The St. Boniface councillor said some AT spending occurs separately within
specific road projects. But he said many road renewals don’t include it,
including 2021 projects at Roblin Boulevard and Day Street.
Allard also wants council to make active transportation investments
eligible for revenue raised through annual tax hikes.
Mayor Brian Bowman has promised to cap the property tax hike at 2.33 per
cent again in 2022, with two per cent earmarked for roads and bridges and
0.33 per cent for rapid transit.
Allard said increased AT funding would help the city ensure half of all
local trips involve greener modes of transportation than single-passenger
vehicles by 2030, one of its key climate change goals.
“For every bicycle used in a commute, that’s one less car on the road,” said
Allard.
The proposed funding hike is welcome but meets the minimum investment
needed for cycling and pedestrian routes, said Mel Marginet, a workplace
commuter options co-ordinator at the Green Action Centre.
“That will give us a fighting chance to move forward on the pedestrian and
cycling strategies that the city already has,” said Marginet.
In 2015, city council approved a 20year, $334-million cycling and
pedestrian strategy
but actual investments have delayed its implementation.

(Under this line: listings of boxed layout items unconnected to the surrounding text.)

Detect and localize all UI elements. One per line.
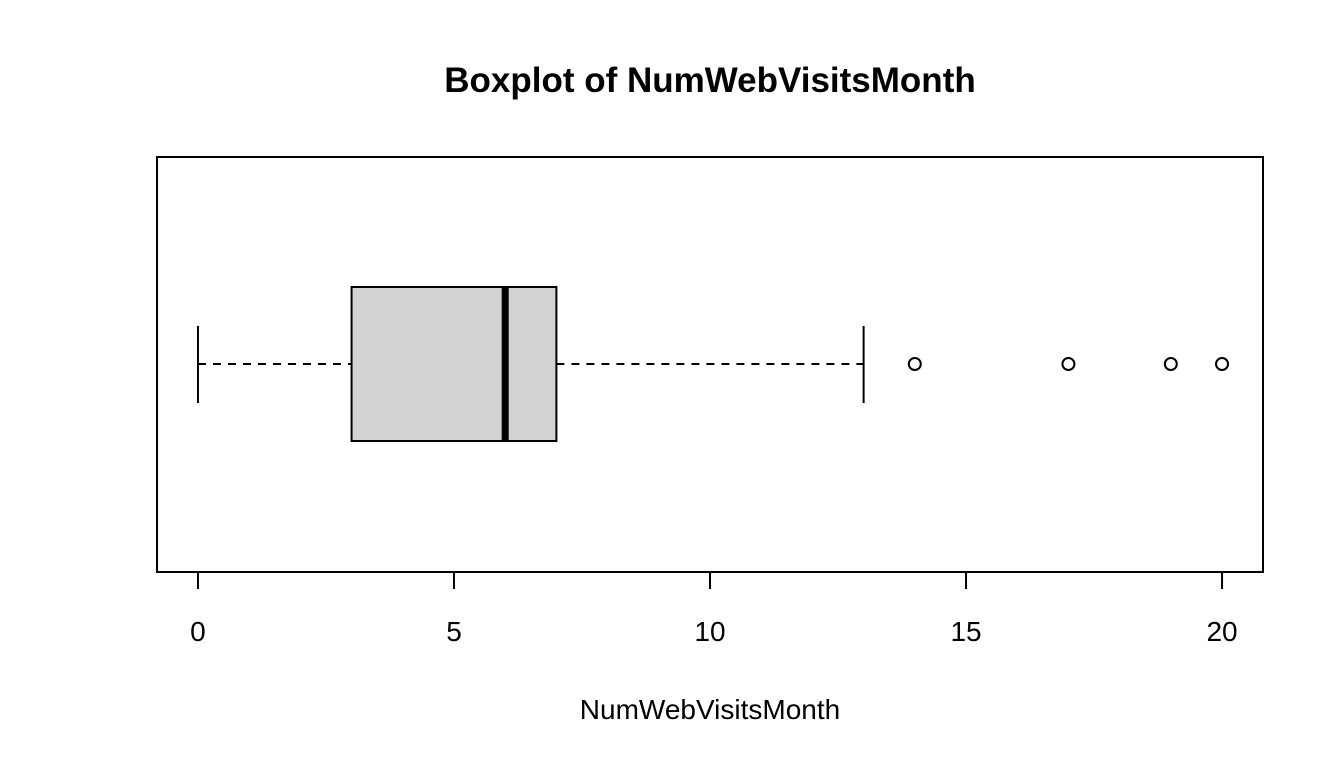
iqr-box (350, 286, 558, 442)
x-tick-label: 20 (1206, 616, 1237, 647)
x-axis: 0 5 10 15 20 (190, 571, 1238, 647)
x-tick-label: 10 (694, 616, 725, 647)
x-tick-label: 15 (950, 616, 981, 647)
outlier-point (1163, 357, 1178, 371)
x-tick-label: 0 (190, 616, 206, 647)
x-tick-label: 5 (446, 616, 462, 647)
outlier-point (1215, 357, 1230, 371)
box-group (196, 286, 1230, 442)
chart-title: Boxplot of NumWebVisitsMonth (444, 61, 975, 100)
outlier-point (907, 357, 922, 371)
x-axis-label: NumWebVisitsMonth (580, 694, 840, 725)
outlier-point (1061, 357, 1076, 371)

With roughly 80 per cent of Winnipeggers choosing personal vehicles for
their trips, much more investment is needed to make the green
transportation options of walking, biking and bussing more convenient, said
Marginet.
“It’s really a shift in the paradigm… At this current time, cars go first
(in budget priority).”
Mark Cohoe, executive director of Bike Winnipeg, said active transportation has
been persistently underfunded in recent years, which leaves gaps in cycling
routes.
“(The current budget is) really just a fraction of what’s been needed... We
see it in an unconnected network,” said Cohoe, adding the extra funding
would spark a huge improvement.
Coun. Janice Lukes, a former public works chairwoman, said she supports
Allard’s proposals. However, she said he and other executive policy
committee members should never have allowed the AT budget to drop to its
current level. “We would have been much further ahead (on active
transportation) at this time (if they hadn’t),” said Lukes. “It’s gone down
millions.”
In 2019, for example, the preliminary budget included $3 million for active
transportation, down from a previously forecast $5.7 million.
The current forecast predicts the funding will drop to $1.7 million in
2023, and $1.4 million per year from 2024 to 2026.
Allard said provincial funding cuts played a role in the reduced investment
in recent years.
His motions will be considered by council’s public works committee Oct. 12.